The two lovers, separated from each other by an edict of the King of Stars, cross over the magpies’ heads and wear away the poor birds’ feathers. This is an explanation for magpies’ partial baldness during their late summer molting, but it also lends an aura of romance to the birds — and to the seventh day of the seven month — that is genuinely enchanting.
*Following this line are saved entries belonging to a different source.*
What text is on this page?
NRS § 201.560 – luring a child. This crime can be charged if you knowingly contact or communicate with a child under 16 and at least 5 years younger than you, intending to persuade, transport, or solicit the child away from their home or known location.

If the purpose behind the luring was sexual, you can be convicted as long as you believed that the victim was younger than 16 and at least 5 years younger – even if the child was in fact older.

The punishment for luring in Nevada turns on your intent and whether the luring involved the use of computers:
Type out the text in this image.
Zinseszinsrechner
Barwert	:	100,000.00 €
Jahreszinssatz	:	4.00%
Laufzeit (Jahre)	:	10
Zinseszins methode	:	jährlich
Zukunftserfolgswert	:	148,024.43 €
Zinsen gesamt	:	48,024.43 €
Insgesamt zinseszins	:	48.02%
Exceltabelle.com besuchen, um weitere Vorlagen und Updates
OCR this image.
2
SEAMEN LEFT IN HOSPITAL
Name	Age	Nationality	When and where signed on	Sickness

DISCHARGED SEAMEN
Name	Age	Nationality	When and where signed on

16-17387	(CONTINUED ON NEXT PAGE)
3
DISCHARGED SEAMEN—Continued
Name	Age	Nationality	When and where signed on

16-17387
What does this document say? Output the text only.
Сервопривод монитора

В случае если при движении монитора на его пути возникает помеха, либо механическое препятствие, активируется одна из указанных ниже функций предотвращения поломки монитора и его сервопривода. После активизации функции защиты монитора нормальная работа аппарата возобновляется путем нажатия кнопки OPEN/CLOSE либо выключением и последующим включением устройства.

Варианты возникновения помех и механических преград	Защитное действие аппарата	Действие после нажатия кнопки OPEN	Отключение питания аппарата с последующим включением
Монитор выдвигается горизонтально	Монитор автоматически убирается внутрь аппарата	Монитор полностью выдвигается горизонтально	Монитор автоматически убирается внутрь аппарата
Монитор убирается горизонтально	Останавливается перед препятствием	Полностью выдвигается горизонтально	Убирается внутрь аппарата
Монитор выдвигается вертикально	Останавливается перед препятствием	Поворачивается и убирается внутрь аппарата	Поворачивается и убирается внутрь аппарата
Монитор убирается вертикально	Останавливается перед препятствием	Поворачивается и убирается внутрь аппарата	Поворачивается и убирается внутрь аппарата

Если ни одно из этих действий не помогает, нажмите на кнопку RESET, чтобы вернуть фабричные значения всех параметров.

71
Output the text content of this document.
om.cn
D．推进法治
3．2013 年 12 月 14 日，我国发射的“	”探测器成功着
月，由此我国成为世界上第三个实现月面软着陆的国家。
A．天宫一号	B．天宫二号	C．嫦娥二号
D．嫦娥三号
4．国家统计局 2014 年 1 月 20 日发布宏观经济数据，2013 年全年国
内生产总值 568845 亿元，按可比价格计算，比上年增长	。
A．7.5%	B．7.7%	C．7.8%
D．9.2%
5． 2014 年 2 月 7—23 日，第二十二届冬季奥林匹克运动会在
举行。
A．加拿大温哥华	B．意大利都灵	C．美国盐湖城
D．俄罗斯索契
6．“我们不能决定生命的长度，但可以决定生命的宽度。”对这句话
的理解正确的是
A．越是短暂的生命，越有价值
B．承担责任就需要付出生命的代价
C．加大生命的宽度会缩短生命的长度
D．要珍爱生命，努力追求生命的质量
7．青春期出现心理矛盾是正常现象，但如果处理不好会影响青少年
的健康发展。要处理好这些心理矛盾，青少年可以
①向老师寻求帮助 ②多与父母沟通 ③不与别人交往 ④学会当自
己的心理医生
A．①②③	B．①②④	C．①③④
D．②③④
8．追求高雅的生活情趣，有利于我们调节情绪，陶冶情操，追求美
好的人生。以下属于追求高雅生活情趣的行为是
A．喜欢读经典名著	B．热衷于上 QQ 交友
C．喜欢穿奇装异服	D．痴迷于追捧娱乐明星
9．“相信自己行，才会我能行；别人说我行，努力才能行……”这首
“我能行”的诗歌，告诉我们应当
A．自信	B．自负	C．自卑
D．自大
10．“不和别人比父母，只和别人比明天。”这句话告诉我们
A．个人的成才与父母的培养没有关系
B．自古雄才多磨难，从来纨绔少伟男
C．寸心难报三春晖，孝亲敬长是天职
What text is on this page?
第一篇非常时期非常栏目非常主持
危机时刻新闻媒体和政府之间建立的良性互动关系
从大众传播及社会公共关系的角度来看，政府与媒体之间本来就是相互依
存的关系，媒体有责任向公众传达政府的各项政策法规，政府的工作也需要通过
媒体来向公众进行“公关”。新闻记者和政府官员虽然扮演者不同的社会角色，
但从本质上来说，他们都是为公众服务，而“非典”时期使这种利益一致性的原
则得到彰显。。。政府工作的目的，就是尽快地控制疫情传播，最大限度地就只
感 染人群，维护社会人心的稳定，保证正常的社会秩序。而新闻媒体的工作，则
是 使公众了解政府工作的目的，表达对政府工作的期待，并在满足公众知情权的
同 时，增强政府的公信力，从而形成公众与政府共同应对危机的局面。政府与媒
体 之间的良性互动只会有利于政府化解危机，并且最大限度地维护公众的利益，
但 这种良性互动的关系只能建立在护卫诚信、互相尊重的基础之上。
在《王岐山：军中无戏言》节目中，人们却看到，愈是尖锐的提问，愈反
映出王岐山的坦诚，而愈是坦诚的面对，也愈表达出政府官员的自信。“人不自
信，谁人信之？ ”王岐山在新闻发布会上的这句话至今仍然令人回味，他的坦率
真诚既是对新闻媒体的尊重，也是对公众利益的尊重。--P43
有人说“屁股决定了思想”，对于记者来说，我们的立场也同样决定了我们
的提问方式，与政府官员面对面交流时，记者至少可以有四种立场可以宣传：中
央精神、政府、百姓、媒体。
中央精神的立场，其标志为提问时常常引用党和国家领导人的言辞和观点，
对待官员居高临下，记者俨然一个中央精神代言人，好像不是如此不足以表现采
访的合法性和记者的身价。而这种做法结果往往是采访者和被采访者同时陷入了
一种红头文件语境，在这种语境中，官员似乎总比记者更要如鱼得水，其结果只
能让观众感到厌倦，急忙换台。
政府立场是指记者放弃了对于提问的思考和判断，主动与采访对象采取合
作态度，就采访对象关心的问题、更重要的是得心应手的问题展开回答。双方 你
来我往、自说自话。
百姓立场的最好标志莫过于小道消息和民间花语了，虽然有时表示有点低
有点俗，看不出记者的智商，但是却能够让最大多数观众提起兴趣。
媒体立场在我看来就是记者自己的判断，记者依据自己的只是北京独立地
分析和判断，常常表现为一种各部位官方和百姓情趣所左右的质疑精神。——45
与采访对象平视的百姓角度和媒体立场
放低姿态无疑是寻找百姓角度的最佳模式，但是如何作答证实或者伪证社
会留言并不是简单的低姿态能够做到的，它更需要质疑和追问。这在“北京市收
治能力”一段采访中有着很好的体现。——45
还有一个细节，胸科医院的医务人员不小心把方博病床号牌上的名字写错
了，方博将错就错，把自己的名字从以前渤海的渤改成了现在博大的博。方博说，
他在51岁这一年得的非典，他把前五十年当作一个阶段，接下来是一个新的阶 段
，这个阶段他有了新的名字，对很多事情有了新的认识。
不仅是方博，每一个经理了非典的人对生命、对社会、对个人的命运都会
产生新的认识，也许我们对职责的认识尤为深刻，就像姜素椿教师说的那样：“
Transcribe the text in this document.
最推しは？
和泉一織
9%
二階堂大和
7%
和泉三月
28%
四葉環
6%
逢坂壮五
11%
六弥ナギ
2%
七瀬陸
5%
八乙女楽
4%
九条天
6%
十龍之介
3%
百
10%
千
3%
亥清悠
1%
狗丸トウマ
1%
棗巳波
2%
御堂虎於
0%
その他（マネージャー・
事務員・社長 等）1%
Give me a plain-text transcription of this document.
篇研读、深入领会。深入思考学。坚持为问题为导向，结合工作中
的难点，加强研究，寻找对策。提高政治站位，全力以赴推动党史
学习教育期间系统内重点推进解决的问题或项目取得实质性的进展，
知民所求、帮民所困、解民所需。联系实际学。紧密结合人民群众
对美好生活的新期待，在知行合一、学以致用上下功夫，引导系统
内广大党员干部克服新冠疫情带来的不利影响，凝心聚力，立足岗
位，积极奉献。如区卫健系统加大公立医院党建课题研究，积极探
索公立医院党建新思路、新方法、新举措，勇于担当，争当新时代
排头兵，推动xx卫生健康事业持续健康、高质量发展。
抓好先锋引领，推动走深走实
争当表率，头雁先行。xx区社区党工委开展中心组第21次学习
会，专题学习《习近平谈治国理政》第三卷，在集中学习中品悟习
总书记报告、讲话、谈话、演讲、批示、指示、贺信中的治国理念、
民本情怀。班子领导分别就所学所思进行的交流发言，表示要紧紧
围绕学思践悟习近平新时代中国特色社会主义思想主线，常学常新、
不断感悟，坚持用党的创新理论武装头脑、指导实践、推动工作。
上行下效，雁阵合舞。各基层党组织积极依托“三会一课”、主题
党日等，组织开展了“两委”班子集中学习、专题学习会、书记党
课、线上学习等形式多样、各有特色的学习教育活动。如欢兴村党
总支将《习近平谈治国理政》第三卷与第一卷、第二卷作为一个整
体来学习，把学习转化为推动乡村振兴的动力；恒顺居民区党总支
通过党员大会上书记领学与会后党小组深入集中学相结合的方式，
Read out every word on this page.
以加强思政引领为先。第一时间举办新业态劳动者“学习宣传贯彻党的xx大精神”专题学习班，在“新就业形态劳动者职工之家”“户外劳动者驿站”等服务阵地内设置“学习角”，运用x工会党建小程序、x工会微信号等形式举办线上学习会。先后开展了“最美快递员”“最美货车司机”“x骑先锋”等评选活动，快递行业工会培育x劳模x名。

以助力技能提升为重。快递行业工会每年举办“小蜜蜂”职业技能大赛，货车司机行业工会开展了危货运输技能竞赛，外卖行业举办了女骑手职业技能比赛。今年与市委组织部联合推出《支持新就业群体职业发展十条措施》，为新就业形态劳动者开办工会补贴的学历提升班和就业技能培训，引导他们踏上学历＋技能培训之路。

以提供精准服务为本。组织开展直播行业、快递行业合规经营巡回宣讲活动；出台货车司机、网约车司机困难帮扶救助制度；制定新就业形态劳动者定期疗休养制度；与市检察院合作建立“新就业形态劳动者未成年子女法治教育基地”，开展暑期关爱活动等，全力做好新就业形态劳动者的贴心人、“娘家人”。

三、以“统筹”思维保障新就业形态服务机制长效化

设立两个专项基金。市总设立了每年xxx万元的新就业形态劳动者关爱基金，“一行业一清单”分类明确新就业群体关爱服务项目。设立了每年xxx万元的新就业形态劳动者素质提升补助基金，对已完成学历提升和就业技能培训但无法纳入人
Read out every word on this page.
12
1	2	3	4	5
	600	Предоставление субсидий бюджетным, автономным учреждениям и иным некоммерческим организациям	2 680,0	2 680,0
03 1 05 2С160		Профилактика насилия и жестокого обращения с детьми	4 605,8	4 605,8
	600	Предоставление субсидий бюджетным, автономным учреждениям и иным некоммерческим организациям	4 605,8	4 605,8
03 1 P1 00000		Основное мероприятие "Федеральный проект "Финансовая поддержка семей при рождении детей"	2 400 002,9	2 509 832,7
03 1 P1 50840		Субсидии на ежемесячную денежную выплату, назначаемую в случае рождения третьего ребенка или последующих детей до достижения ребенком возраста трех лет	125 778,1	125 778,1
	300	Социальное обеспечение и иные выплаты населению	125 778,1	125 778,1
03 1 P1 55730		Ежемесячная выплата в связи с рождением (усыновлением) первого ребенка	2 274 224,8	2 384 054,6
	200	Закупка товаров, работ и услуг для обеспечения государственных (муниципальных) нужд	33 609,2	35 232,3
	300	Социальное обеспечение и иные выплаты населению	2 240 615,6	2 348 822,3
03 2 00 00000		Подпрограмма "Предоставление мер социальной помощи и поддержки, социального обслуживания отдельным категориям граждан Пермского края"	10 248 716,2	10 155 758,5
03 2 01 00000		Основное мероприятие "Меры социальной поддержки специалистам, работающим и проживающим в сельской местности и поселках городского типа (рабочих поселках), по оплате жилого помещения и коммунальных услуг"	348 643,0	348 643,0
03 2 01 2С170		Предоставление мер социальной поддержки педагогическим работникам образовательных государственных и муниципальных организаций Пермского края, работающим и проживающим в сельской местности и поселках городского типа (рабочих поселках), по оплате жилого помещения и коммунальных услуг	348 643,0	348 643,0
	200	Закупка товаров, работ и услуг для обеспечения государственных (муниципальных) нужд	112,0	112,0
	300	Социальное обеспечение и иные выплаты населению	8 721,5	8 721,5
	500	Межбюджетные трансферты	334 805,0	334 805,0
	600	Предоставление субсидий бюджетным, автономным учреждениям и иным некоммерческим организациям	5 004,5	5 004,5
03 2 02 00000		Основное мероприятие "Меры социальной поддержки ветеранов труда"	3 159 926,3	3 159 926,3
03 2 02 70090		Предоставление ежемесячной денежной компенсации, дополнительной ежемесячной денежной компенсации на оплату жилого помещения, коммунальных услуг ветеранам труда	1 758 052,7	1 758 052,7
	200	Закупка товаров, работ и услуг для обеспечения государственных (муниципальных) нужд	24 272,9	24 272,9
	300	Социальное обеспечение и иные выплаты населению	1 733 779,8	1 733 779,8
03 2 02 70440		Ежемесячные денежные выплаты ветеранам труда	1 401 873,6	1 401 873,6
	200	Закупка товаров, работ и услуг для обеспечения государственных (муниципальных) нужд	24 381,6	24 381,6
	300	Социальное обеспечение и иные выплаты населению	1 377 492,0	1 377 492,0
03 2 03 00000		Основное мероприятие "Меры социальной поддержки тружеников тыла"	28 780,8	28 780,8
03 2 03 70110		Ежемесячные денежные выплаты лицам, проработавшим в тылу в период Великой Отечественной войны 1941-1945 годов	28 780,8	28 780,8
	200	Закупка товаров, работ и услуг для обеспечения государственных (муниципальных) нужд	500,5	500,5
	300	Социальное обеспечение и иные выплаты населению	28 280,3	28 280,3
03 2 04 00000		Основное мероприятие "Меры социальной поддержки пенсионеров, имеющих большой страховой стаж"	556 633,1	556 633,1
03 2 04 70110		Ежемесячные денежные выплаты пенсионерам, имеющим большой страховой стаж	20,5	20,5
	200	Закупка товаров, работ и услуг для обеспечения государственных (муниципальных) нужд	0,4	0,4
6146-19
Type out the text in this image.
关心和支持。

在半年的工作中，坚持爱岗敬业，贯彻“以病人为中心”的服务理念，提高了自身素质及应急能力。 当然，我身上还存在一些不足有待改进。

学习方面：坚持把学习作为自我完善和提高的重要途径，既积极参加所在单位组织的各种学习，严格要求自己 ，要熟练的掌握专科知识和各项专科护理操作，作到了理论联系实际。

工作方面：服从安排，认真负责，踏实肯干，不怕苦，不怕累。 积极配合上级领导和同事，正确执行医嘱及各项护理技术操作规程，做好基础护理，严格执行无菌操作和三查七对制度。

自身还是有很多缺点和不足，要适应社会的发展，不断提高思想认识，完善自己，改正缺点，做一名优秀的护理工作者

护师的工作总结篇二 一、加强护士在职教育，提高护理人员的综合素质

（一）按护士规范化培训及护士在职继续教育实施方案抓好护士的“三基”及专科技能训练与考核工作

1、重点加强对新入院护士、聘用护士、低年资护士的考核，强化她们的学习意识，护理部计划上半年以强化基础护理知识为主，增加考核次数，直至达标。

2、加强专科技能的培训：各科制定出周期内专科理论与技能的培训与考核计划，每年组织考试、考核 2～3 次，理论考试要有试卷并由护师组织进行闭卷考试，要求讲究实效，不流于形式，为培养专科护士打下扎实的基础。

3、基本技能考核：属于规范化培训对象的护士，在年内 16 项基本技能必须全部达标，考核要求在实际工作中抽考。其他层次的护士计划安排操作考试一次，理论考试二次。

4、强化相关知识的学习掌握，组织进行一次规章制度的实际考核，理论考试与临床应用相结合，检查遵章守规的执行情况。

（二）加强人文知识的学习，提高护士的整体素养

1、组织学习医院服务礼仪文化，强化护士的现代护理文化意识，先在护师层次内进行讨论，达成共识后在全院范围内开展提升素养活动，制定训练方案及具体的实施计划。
The author (or rather adapter) of Korean Fairy Tales, Griffis, was born in Philadelphia in 1843. After fighting in the Civil War, attending Rutgers University, and briefly studying at the New Brunswick Theological Seminary, he was invited to Fukui, Japan, in 1870 — partly to help develop a modern school curriculum. The next year, he moved to Tokyo and began teaching at the institution that would later become Tokyo University. Although Griffis returned to the United States in 1874, he continued to take an interest in East Asian culture for the rest of his life. Throughout the final quarter of the nineteenth century, he kept busy as a minister in New York State and Boston, but also as the author of more than fifty books — including The Mikado’s Empire (1876), considered for many years the authoritative text in English on Japanese culture, and several books of folklore and fairy tales from Wales, Belgium, Switzerland, Japan, and Korea. He also wrote two volumes on Korean history, Korea: Within and Without (1885) and Korea: The Hermit Nation (1882).
Perhaps the pedagogical tone that sneaks into Griffis’ versions of these traditional Korean stories can be attributed to his career in the ministry. He shows a tendency to moralize, and to romanticize, which mark his productions as true “fairy tales”, as opposed to the more authentic transcriptions of the stories told by cultural insiders and typically called “folktales”.
This is not to say all is light and beautiful in Griffis’ tales. In “The Unmannerly Tiger”, the unfortunate animal of the title is outwitted by a priest and a toad before ending up so hungry and frustrated he dashes his own brains out on a rock — to the profit of a wandering hunter who happens on the corpse. A number of other stories introduce readers unfamiliar with Korean folklore to the sprite Tokgabi, a mischievous trickster. In “Tokgabi’s Menagerie”, we are told why there are so few housecats in Korea — and more particularly why they end up classed among the “bad” animals in Tokgabi’s menagerie. The blame falls on a tabby named Mee Yow, whose conceited nature, after an adventure involving a bargain with rats, causes her to lose her master's magic stone (much prized as it had caused the wine-merchant's bottles to forever be renewed).